NRW-Bahnen kämpfen erfolgreich gegen Zugausfälle trotz Lokführermangel
Jana BraunNRW-Bahnen kämpfen erfolgreich gegen Zugausfälle trotz Lokführermangel
Bahnbetreiber in Nordrhein-Westfalen reduzieren kurzfristige Zugausfälle trotz anhaltendem Lokführermangel
Durch Anpassungen der Fahrpläne auf mehreren Strecken haben die Eisenbahnunternehmen in Nordrhein-Westfalen die Pünktlichkeit für Fahrgäste in der gesamten Region verbessert – obwohl nach wie vor ein Mangel an Triebfahrzeugführern herrscht.
Zwischen Januar und Mai 2023 wurden deutlich weniger Züge kurzfristig gestrichen als im gleichen Zeitraum des Vorjahres. Bei der Ostwestfalen-Bahn (RB 72) sank die Zahl der spontanen Ausfälle um 82 Prozent, während die Rhein-Wupper-Bahn (RB 48) einen Rückgang von 72 Prozent verzeichnete. Beim Rhein-Münsterland-Express (RE 7) gingen die Stornierungen in den ersten drei Monaten des Jahres um 71 Prozent zurück.

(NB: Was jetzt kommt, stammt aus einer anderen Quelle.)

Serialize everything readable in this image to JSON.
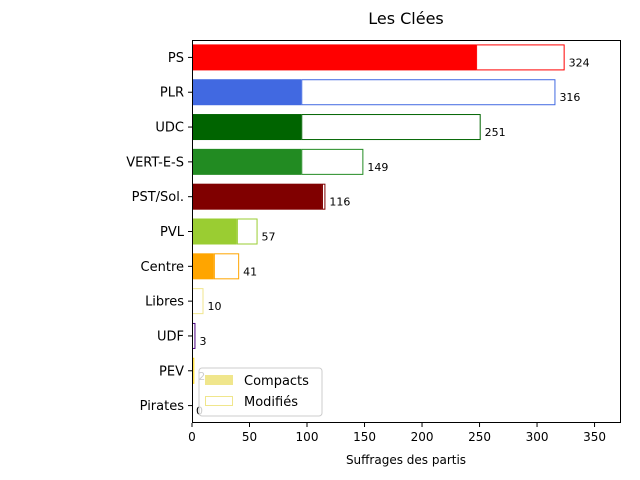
{
  "chart_data": {
    "type": "bar",
    "orientation": "horizontal",
    "stacked_overlay": true,
    "title": "Les Clées",
    "xlabel": "Suffrages des partis",
    "ylabel": "",
    "xlim": [
      0,
      373
    ],
    "xticks": [
      0,
      50,
      100,
      150,
      200,
      250,
      300,
      350
    ],
    "grid": false,
    "legend_position": "lower-left",
    "categories": [
      "PS",
      "PLR",
      "UDC",
      "VERT-E-S",
      "PST/Sol.",
      "PVL",
      "Centre",
      "Libres",
      "UDF",
      "PEV",
      "Pirates"
    ],
    "colors": [
      "#ff0000",
      "#4169e1",
      "#006400",
      "#228b22",
      "#800000",
      "#9acd32",
      "#ffa500",
      "#f0e68c",
      "#4b0082",
      "#ffd700",
      "#800080"
    ],
    "series": [
      {
        "name": "Compacts",
        "style": "filled",
        "values": [
          247,
          95,
          95,
          95,
          113,
          39,
          19,
          0,
          0,
          0,
          0
        ]
      },
      {
        "name": "Modifiés",
        "style": "outline",
        "values": [
          77,
          221,
          156,
          54,
          3,
          18,
          22,
          10,
          3,
          2,
          0
        ]
      }
    ],
    "totals": [
      "324",
      "316",
      "251",
      "149",
      "116",
      "57",
      "41",
      "10",
      "3",
      "2",
      "0"
    ],
    "legend": {
      "entries": [
        {
          "label": "Compacts",
          "style": "filled",
          "color": "#f0e68c"
        },
        {
          "label": "Modifiés",
          "style": "outline",
          "color": "#f0e68c"
        }
      ]
    }
  }
}
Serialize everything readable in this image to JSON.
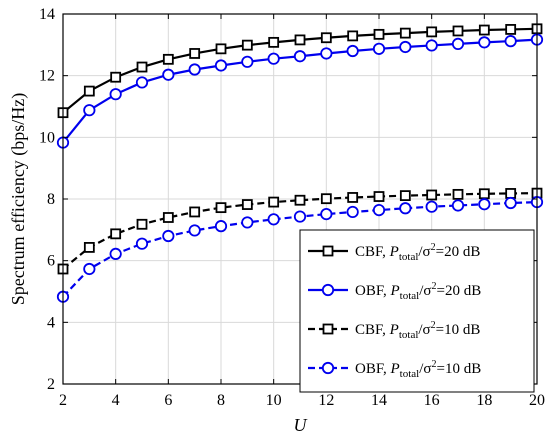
{
  "chart_data": {
    "type": "line",
    "xlabel": "U",
    "ylabel": "Spectrum efficiency (bps/Hz)",
    "xlim": [
      2,
      20
    ],
    "ylim": [
      2,
      14
    ],
    "xticks": [
      2,
      4,
      6,
      8,
      10,
      12,
      14,
      16,
      18,
      20
    ],
    "yticks": [
      2,
      4,
      6,
      8,
      10,
      12,
      14
    ],
    "grid": true,
    "legend_position": "lower-right",
    "x": [
      2,
      3,
      4,
      5,
      6,
      7,
      8,
      9,
      10,
      11,
      12,
      13,
      14,
      15,
      16,
      17,
      18,
      19,
      20
    ],
    "series": [
      {
        "name": "CBF, P_total/σ²=20 dB",
        "legend": {
          "prefix": "CBF,  ",
          "p": "P",
          "sub": "total",
          "mid": "/σ",
          "sup": "2",
          "suffix": "=20 dB"
        },
        "color": "#000000",
        "dash": "solid",
        "marker": "square",
        "values": [
          10.8,
          11.5,
          11.95,
          12.28,
          12.53,
          12.72,
          12.87,
          12.99,
          13.08,
          13.16,
          13.23,
          13.29,
          13.34,
          13.38,
          13.42,
          13.45,
          13.48,
          13.5,
          13.52
        ]
      },
      {
        "name": "OBF, P_total/σ²=20 dB",
        "legend": {
          "prefix": "OBF,  ",
          "p": "P",
          "sub": "total",
          "mid": "/σ",
          "sup": "2",
          "suffix": "=20 dB"
        },
        "color": "#0000ee",
        "dash": "solid",
        "marker": "circle",
        "values": [
          9.83,
          10.88,
          11.4,
          11.78,
          12.03,
          12.2,
          12.33,
          12.45,
          12.55,
          12.63,
          12.72,
          12.8,
          12.87,
          12.93,
          12.98,
          13.03,
          13.08,
          13.12,
          13.17
        ]
      },
      {
        "name": "CBF, P_total/σ²=10 dB",
        "legend": {
          "prefix": "CBF,  ",
          "p": "P",
          "sub": "total",
          "mid": "/σ",
          "sup": "2",
          "suffix": "=10 dB"
        },
        "color": "#000000",
        "dash": "dashed",
        "marker": "square",
        "values": [
          5.73,
          6.43,
          6.87,
          7.18,
          7.4,
          7.58,
          7.72,
          7.82,
          7.9,
          7.96,
          8.01,
          8.05,
          8.08,
          8.11,
          8.13,
          8.15,
          8.17,
          8.18,
          8.19
        ]
      },
      {
        "name": "OBF, P_total/σ²=10 dB",
        "legend": {
          "prefix": "OBF,  ",
          "p": "P",
          "sub": "total",
          "mid": "/σ",
          "sup": "2",
          "suffix": "=10 dB"
        },
        "color": "#0000ee",
        "dash": "dashed",
        "marker": "circle",
        "values": [
          4.83,
          5.73,
          6.22,
          6.55,
          6.8,
          6.98,
          7.12,
          7.24,
          7.34,
          7.43,
          7.51,
          7.58,
          7.64,
          7.7,
          7.75,
          7.79,
          7.83,
          7.87,
          7.9
        ]
      }
    ]
  }
}
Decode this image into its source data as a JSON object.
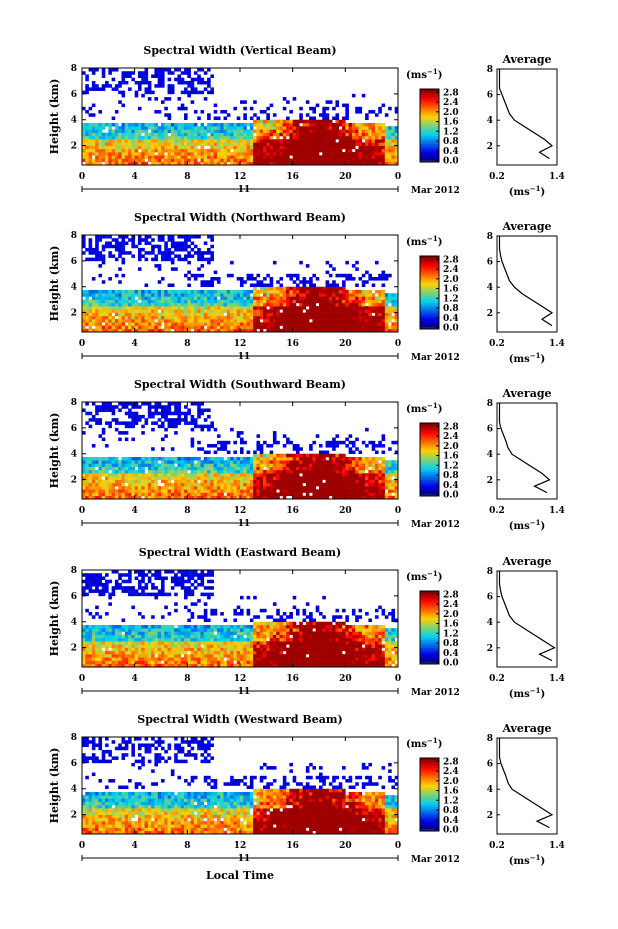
{
  "figure": {
    "xlabel": "Local Time",
    "date_left": "11",
    "date_right": "Mar 2012",
    "ylabel": "Height (km)",
    "cbar_unit": "(ms",
    "cbar_unit_exp": "−1",
    "avg_title": "Average",
    "avg_unit": "(ms",
    "avg_unit_exp": "−1"
  },
  "chart_data": [
    {
      "type": "heatmap",
      "title": "Spectral Width (Vertical Beam)",
      "xlabel": "",
      "ylabel": "Height (km)",
      "x_ticks": [
        "0",
        "4",
        "8",
        "12",
        "16",
        "20",
        "0"
      ],
      "y_ticks": [
        "2",
        "4",
        "6",
        "8"
      ],
      "xlim": [
        0,
        24
      ],
      "ylim": [
        0.5,
        8
      ],
      "colorbar": {
        "ticks": [
          "0.0",
          "0.4",
          "0.8",
          "1.2",
          "1.6",
          "2.0",
          "2.4",
          "2.8"
        ],
        "range": [
          0,
          3.0
        ]
      },
      "convective_peak": {
        "start_hour": 13,
        "end_hour": 23,
        "center_hour": 18,
        "max_width": 2.8
      },
      "average_profile": {
        "title": "Average",
        "xlim": [
          0.2,
          1.4
        ],
        "ylim": [
          0.5,
          8
        ],
        "x_ticks": [
          "0.2",
          "1.4"
        ],
        "y_ticks": [
          "2",
          "4",
          "6",
          "8"
        ],
        "height_km": [
          1.0,
          1.5,
          2.0,
          2.5,
          3.0,
          3.5,
          4.0,
          4.5,
          5.0,
          5.5,
          6.0,
          6.5,
          7.0,
          7.5,
          8.0
        ],
        "width_ms": [
          1.25,
          1.05,
          1.3,
          1.15,
          0.95,
          0.75,
          0.55,
          0.45,
          0.4,
          0.35,
          0.3,
          0.25,
          0.25,
          0.25,
          0.25
        ]
      }
    },
    {
      "type": "heatmap",
      "title": "Spectral Width (Northward Beam)",
      "xlabel": "",
      "ylabel": "Height (km)",
      "x_ticks": [
        "0",
        "4",
        "8",
        "12",
        "16",
        "20",
        "0"
      ],
      "y_ticks": [
        "2",
        "4",
        "6",
        "8"
      ],
      "xlim": [
        0,
        24
      ],
      "ylim": [
        0.5,
        8
      ],
      "colorbar": {
        "ticks": [
          "0.0",
          "0.4",
          "0.8",
          "1.2",
          "1.6",
          "2.0",
          "2.4",
          "2.8"
        ],
        "range": [
          0,
          3.0
        ]
      },
      "convective_peak": {
        "start_hour": 13,
        "end_hour": 23,
        "center_hour": 18,
        "max_width": 2.8
      },
      "average_profile": {
        "title": "Average",
        "xlim": [
          0.2,
          1.4
        ],
        "ylim": [
          0.5,
          8
        ],
        "x_ticks": [
          "0.2",
          "1.4"
        ],
        "y_ticks": [
          "2",
          "4",
          "6",
          "8"
        ],
        "height_km": [
          1.0,
          1.5,
          2.0,
          2.5,
          3.0,
          3.5,
          4.0,
          4.5,
          5.0,
          5.5,
          6.0,
          6.5,
          7.0,
          7.5,
          8.0
        ],
        "width_ms": [
          1.3,
          1.1,
          1.3,
          1.1,
          0.9,
          0.7,
          0.55,
          0.45,
          0.4,
          0.35,
          0.3,
          0.27,
          0.25,
          0.25,
          0.25
        ]
      }
    },
    {
      "type": "heatmap",
      "title": "Spectral Width (Southward Beam)",
      "xlabel": "",
      "ylabel": "Height (km)",
      "x_ticks": [
        "0",
        "4",
        "8",
        "12",
        "16",
        "20",
        "0"
      ],
      "y_ticks": [
        "2",
        "4",
        "6",
        "8"
      ],
      "xlim": [
        0,
        24
      ],
      "ylim": [
        0.5,
        8
      ],
      "colorbar": {
        "ticks": [
          "0.0",
          "0.4",
          "0.8",
          "1.2",
          "1.6",
          "2.0",
          "2.4",
          "2.8"
        ],
        "range": [
          0,
          3.0
        ]
      },
      "convective_peak": {
        "start_hour": 13,
        "end_hour": 23,
        "center_hour": 18,
        "max_width": 2.8
      },
      "average_profile": {
        "title": "Average",
        "xlim": [
          0.2,
          1.4
        ],
        "ylim": [
          0.5,
          8
        ],
        "x_ticks": [
          "0.2",
          "1.4"
        ],
        "y_ticks": [
          "2",
          "4",
          "6",
          "8"
        ],
        "height_km": [
          1.0,
          1.5,
          2.0,
          2.5,
          3.0,
          3.5,
          4.0,
          4.5,
          5.0,
          5.5,
          6.0,
          6.5,
          7.0,
          7.5,
          8.0
        ],
        "width_ms": [
          1.2,
          0.95,
          1.25,
          1.1,
          0.9,
          0.7,
          0.5,
          0.42,
          0.38,
          0.33,
          0.28,
          0.25,
          0.25,
          0.25,
          0.25
        ]
      }
    },
    {
      "type": "heatmap",
      "title": "Spectral Width (Eastward Beam)",
      "xlabel": "",
      "ylabel": "Height (km)",
      "x_ticks": [
        "0",
        "4",
        "8",
        "12",
        "16",
        "20",
        "0"
      ],
      "y_ticks": [
        "2",
        "4",
        "6",
        "8"
      ],
      "xlim": [
        0,
        24
      ],
      "ylim": [
        0.5,
        8
      ],
      "colorbar": {
        "ticks": [
          "0.0",
          "0.4",
          "0.8",
          "1.2",
          "1.6",
          "2.0",
          "2.4",
          "2.8"
        ],
        "range": [
          0,
          3.0
        ]
      },
      "convective_peak": {
        "start_hour": 13,
        "end_hour": 23,
        "center_hour": 18,
        "max_width": 2.8
      },
      "average_profile": {
        "title": "Average",
        "xlim": [
          0.2,
          1.4
        ],
        "ylim": [
          0.5,
          8
        ],
        "x_ticks": [
          "0.2",
          "1.4"
        ],
        "y_ticks": [
          "2",
          "4",
          "6",
          "8"
        ],
        "height_km": [
          1.0,
          1.5,
          2.0,
          2.5,
          3.0,
          3.5,
          4.0,
          4.5,
          5.0,
          5.5,
          6.0,
          6.5,
          7.0,
          7.5,
          8.0
        ],
        "width_ms": [
          1.3,
          1.05,
          1.35,
          1.15,
          0.95,
          0.75,
          0.55,
          0.45,
          0.4,
          0.35,
          0.3,
          0.27,
          0.25,
          0.25,
          0.25
        ]
      }
    },
    {
      "type": "heatmap",
      "title": "Spectral Width (Westward Beam)",
      "xlabel": "Local Time",
      "ylabel": "Height (km)",
      "x_ticks": [
        "0",
        "4",
        "8",
        "12",
        "16",
        "20",
        "0"
      ],
      "y_ticks": [
        "2",
        "4",
        "6",
        "8"
      ],
      "xlim": [
        0,
        24
      ],
      "ylim": [
        0.5,
        8
      ],
      "colorbar": {
        "ticks": [
          "0.0",
          "0.4",
          "0.8",
          "1.2",
          "1.6",
          "2.0",
          "2.4",
          "2.8"
        ],
        "range": [
          0,
          3.0
        ]
      },
      "convective_peak": {
        "start_hour": 13,
        "end_hour": 23,
        "center_hour": 18,
        "max_width": 2.8
      },
      "average_profile": {
        "title": "Average",
        "xlim": [
          0.2,
          1.4
        ],
        "ylim": [
          0.5,
          8
        ],
        "x_ticks": [
          "0.2",
          "1.4"
        ],
        "y_ticks": [
          "2",
          "4",
          "6",
          "8"
        ],
        "height_km": [
          1.0,
          1.5,
          2.0,
          2.5,
          3.0,
          3.5,
          4.0,
          4.5,
          5.0,
          5.5,
          6.0,
          6.5,
          7.0,
          7.5,
          8.0
        ],
        "width_ms": [
          1.25,
          1.0,
          1.3,
          1.1,
          0.9,
          0.7,
          0.5,
          0.42,
          0.38,
          0.33,
          0.28,
          0.25,
          0.25,
          0.25,
          0.25
        ]
      }
    }
  ]
}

Die Betreiber haben auf wichtigen Strecken das Angebot reduziert, um die verbleibenden Verbindungen zuverlässiger zu gestalten. Die drei Verkehrsverbünde in NRW bestätigten, dass auch die Hauptlinien des Rhein-Ruhr-Express (RRX) weniger Störungen aufwiesen. Insgesamt gingen die kurzfristigen Ausfälle auf einigen Strecken um über 70 Prozent zurück.

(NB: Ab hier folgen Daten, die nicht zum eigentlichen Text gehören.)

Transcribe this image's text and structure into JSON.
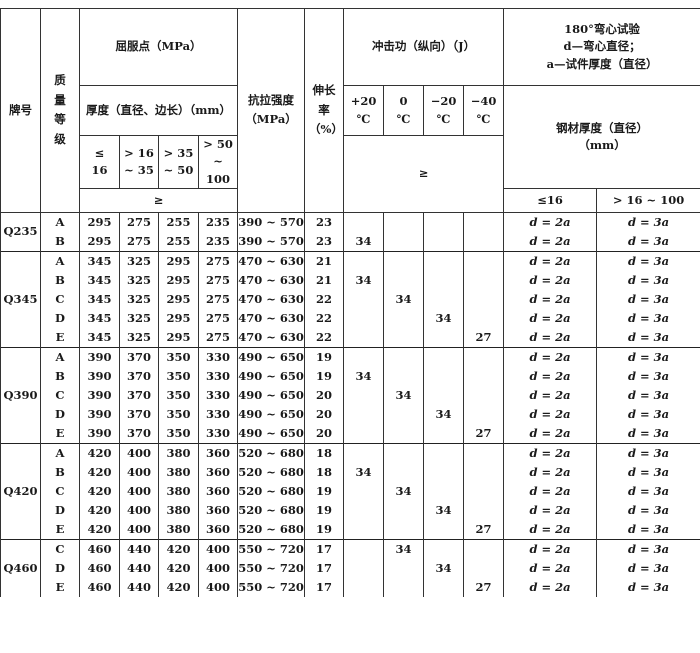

Langfristig soll bis Dezember 2025 ausreichend Nachwuchs an Lokführern gewonnen werden. Dadurch könnten die Unternehmen schrittweise das volle Angebot auf möglichst vielen Strecken wiederherstellen – mit dem Ziel, bis 2026 wieder 100 Prozent des ursprünglichen Fahrplans zu erreichen.

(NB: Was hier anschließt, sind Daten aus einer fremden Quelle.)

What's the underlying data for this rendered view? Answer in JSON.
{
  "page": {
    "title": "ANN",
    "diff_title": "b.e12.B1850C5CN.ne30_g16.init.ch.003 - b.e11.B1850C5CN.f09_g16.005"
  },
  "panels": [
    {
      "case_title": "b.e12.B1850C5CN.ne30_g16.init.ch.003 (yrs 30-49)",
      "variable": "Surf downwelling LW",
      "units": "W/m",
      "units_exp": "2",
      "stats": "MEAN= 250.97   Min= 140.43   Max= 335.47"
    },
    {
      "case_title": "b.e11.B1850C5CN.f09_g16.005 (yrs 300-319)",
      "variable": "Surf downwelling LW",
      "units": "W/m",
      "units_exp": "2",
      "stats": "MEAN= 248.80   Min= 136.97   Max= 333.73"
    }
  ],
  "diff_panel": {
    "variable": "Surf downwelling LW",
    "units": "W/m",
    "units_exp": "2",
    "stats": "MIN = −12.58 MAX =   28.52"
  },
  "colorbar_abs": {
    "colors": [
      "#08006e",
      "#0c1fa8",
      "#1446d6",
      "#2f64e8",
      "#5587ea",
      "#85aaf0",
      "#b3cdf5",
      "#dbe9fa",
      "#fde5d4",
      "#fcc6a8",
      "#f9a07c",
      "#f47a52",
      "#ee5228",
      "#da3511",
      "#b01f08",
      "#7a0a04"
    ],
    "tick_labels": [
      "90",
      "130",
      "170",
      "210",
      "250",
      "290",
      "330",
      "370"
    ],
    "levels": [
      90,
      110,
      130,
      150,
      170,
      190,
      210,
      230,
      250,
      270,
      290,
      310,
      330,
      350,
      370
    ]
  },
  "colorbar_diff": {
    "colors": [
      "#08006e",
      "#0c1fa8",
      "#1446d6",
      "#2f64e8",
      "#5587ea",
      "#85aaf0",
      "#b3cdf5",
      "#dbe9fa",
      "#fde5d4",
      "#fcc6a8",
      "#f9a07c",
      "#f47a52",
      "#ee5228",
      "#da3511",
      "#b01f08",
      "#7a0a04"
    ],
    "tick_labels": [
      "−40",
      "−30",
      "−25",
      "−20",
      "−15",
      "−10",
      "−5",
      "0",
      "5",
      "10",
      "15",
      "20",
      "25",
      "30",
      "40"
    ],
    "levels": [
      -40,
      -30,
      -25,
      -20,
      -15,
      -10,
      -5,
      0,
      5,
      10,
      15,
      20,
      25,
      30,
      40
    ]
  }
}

Die bisherigen Maßnahmen haben bereits 2023 zu weniger Einschränkungen für die Fahrgäste geführt. Falls die Personalziele erreicht werden, könnten in den nächsten zwei Jahren weitere Strecken zu ihren vollständigen Takten zurückkehren. Bis dahin bleiben die reduzierten Fahrpläne bestehen, um die Zuverlässigkeit zu gewährleisten.